Attorney General of Texas

BARRY MCBEE

First Assistant Attorney General

DON R. WILLETT

Deputy Attorney General for Legal Counsel

NANCY S. FULLER

Chair, Opinion Committee

Jim Moellinger

Assistant Attorney General, Opinion Committee

FN1. See Letter from Honorable Robert E. Talton, Chair, Urban Affairs Committee, Texas House of Representatives, to Honorable Greg Abbott, Texas Attorney General (Apr. 2, 2004) (on file with Opinion Committee, also available at http://www.oag.state.tx.us) [hereinafter Request Letter].

FN2. We are addressing only commissioned peace officers who are employees of the state or a political subdivision of the state, not a commissioned peace officer who is an officer of the state or a political subdivision of the state, such as a county sheriff. This office recently held that a county sheriff could not contract personally to provide security to a private entity. See Tex. Att'y Gen. Op. No. GA-0101 (2003) at 2-3.

FN3. Section 1.07(a)(41) of the Penal Code defines "public servant":

"Public servant" means a person elected, selected, appointed, employed, or otherwise designated as one of the following, even if he has not yet qualified for office or assumed his duties:

(A) an officer, employee, or agent of government;

(B) a juror or grand juror; or

(C) an arbitrator, referee, or other person who is authorized by law or private written agreement to hear or determine a cause or controversy; or

(D) an attorney at law or notary public when participating in the performance of a governmental function; or

(E) a candidate for nomination or election to public office; or

(F) a person who is performing a governmental function under a claim of right although he is not legally qualified to do so.

Tex. Pen. Code Ann. § 1.07(a)(41) (Vernon 2003).

FN4. For purposes of the Penal Code, "'[p]eace officer' means a person elected, employed, or appointed as a peace officer under Article 2.12, Code of Criminal Procedure, Section 51.212 or 51.214, Education Code, or other law." Id . § 1.07(a)(36).

FN5. The Texas Ethics Commission is authorized by section 571.091 of the Government Code to issue advisory opinions on a specific group of Texas statutes, including chapter 36 of the Penal Code. See Tex. Gov't Code Ann. § 571.091(a)(8) (Vernon Supp. 2004). The commission is not authorized to issue opinions regarding provisions other than those set forth in section 571.091. See, e.g. , Op. Tex. Ethics Comm'n No. 416 (1999) at 1 n.1.

FN6. We note that section 571.096 of the Government Code, which is part of subchapter D of chapter 571 governing the issuance of advisory opinions by the Texas Ethics Commission, expressly provides that the "authority of the commission to issue an advisory opinion does not affect the authority of the attorney general to issue an opinion as authorized by law" and, indeed, that the commission shall rely on opinions issued by the attorney general and by the courts of this state. See Tex. Gov't Code Ann. § 571.096(a), (c) (Vernon 1994). For purposes of this opinion, we accept as provisionally correct the application of the advisory opinions to the statutes that the Texas Ethics Commission is empowered by law to construe, not because this office is required to consider such advisory opinions as precedent, but because those advisory opinions typically apply those statutes only to specific factual situations.
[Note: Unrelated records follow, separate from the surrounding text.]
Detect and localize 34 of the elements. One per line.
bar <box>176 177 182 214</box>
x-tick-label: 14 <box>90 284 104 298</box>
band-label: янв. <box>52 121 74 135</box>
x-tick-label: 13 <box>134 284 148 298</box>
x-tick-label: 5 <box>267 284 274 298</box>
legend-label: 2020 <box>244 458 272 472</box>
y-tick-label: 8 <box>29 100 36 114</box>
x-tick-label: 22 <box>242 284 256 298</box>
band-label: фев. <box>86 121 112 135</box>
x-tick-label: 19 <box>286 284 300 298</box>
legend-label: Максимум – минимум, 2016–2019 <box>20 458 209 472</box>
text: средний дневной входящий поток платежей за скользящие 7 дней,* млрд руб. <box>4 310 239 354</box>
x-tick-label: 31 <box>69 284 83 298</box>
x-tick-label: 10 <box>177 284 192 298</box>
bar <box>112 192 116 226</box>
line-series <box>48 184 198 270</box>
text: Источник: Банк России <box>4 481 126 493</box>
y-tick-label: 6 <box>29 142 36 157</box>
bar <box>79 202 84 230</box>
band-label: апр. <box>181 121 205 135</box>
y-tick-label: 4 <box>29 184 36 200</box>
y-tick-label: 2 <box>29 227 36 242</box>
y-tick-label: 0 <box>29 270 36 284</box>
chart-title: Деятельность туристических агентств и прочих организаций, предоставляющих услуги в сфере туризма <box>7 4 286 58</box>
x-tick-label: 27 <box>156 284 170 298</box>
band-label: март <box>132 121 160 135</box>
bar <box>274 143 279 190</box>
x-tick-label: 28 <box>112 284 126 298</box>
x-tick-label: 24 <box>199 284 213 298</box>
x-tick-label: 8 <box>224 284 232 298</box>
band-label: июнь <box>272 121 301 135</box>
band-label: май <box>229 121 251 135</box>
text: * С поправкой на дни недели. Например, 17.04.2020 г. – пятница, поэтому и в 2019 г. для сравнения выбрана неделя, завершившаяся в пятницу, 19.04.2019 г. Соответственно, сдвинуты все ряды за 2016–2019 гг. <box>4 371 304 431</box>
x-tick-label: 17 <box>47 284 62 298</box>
FN7. Section 1702.221, Occupations Code, provides:

An individual must register with the commission as provided by commission rule if the individual:

(1) is employed as an alarm systems installer, alarm systems monitor, electronic access control device installer, locksmith, dog trainer, manager or branch office manager, noncommissioned security officer, private investigator, private security consultant, or security salesperson; or

(2) is an owner, officer, partner, or shareholder of a license holder.

Tex. Occ. Code Ann. § 1702.221 (Vernon 2004).